The scale has already been validated in western Kenya and will now be adapted “to understand how water security works in different settings, to compare, contrast and understand national and regional prevalence,” Young said.

Assisting with faculty research helps undergraduate students develop a skill set they will need moving forward in their academic and professional careers, no matter their ultimate field, according to Young. Her students are all involved in primary research and take on many responsibilities, including literature reviews, data entry, data cleaning, data analysis and presentation.

She considers these research collaborations a great method of engaging with students.

“Teaching in a classroom is only part of my teaching job. Working with undergraduate students directly on primary research helps train the next generation of researchers and helps us to answer the scientific questions more quickly,” she said.

Providing students with the tools to engage with today’s global health challenges

Yeam, who came to Northwestern specifically to study global health, was surprised by all the offerings available to students—in global health, and also at the university as a whole.

“I don’t think I really understood how many opportunities we had here until two years ago when I started looking for study abroad opportunities and met Dr. Young. That opened up so many other doors. Now there are opportunities for me to present posters, go to different conferences and ideally get papers published,” she said. “But also, I realized just how many resources there are on campus in terms of people to help you navigate your career and your research goals.”

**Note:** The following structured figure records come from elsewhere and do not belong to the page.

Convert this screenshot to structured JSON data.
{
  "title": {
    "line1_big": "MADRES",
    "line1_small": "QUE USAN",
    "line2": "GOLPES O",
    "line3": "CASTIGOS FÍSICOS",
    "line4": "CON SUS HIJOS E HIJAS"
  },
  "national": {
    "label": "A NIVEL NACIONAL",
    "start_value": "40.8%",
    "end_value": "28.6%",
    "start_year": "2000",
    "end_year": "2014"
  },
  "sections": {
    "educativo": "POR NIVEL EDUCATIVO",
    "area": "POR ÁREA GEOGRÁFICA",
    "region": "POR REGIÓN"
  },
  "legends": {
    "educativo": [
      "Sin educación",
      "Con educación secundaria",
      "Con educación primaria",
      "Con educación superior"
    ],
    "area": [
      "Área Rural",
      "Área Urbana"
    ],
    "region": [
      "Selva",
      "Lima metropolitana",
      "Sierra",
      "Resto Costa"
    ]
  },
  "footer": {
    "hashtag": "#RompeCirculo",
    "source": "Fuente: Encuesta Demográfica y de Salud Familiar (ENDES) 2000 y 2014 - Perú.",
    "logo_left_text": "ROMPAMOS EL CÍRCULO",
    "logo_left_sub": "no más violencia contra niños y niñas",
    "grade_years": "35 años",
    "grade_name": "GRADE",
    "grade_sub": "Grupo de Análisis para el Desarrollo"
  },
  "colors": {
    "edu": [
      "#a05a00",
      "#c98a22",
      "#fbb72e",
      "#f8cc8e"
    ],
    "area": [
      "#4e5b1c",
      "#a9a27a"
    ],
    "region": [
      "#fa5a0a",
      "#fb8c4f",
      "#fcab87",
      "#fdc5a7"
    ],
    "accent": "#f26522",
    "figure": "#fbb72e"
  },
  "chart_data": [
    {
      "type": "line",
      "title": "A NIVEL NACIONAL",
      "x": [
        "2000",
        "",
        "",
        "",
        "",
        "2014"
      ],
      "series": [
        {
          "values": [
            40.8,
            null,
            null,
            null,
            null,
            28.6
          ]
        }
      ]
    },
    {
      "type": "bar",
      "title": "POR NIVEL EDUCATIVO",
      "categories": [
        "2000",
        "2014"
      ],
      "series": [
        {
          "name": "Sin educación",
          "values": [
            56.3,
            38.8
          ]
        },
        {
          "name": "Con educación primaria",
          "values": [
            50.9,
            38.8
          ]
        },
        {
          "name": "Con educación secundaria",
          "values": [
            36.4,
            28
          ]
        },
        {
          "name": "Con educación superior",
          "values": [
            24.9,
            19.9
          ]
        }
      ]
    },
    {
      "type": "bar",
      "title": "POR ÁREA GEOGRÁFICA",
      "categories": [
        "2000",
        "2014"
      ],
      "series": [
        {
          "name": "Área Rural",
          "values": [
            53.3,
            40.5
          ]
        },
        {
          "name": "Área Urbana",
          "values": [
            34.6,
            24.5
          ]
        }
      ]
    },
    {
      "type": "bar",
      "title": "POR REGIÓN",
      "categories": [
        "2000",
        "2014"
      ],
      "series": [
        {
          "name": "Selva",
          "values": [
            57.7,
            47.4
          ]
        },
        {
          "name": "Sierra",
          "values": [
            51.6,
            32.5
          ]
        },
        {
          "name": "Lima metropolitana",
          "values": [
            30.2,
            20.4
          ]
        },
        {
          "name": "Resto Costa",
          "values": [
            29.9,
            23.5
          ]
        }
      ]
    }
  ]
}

As she continued through the global health program, she became determined to pursue an MPH after graduation. As if it were meant to be, in the midst of her planning, Global Health Studies made an announcement to all its students: The five-year APHP was slated to start in fall 2017. Yeam immediately applied and was accepted, along with five other students. The program combines a four-year global health bachelor’s degree with a one-year master’s degree in public health.

Not having to study for the GRE and being able to earn credit towards the MPH during her senior year allows Yeam to focus on her global health studies, while tying in her public health interests early on.

For Yeam, the Global Health Studies program has already had an impact.

“It really helped me grow a lot to expand my view on health and the role we play in it— both our individual roles and our collective role as part of a global community, because we’re all affected by it, whether we blatantly realize it or not,” she said.

Yeam is just one of many students who have participated in the various opportunities offered through the Global Health Studies program over the years. These students and their faculty mentors exemplify what the Heiskell award is all about: reducing barriers to broaden the base of participation in international teaching and learning on campus—and abroad.

Program director William Leonard will accept the award on behalf of Northwestern and Global Health Studies, and he will showcase the program with a presentation on Best Practices in Internationalizing the Campus at the IIE Best Practices Conference in New York City on March 16, 2018.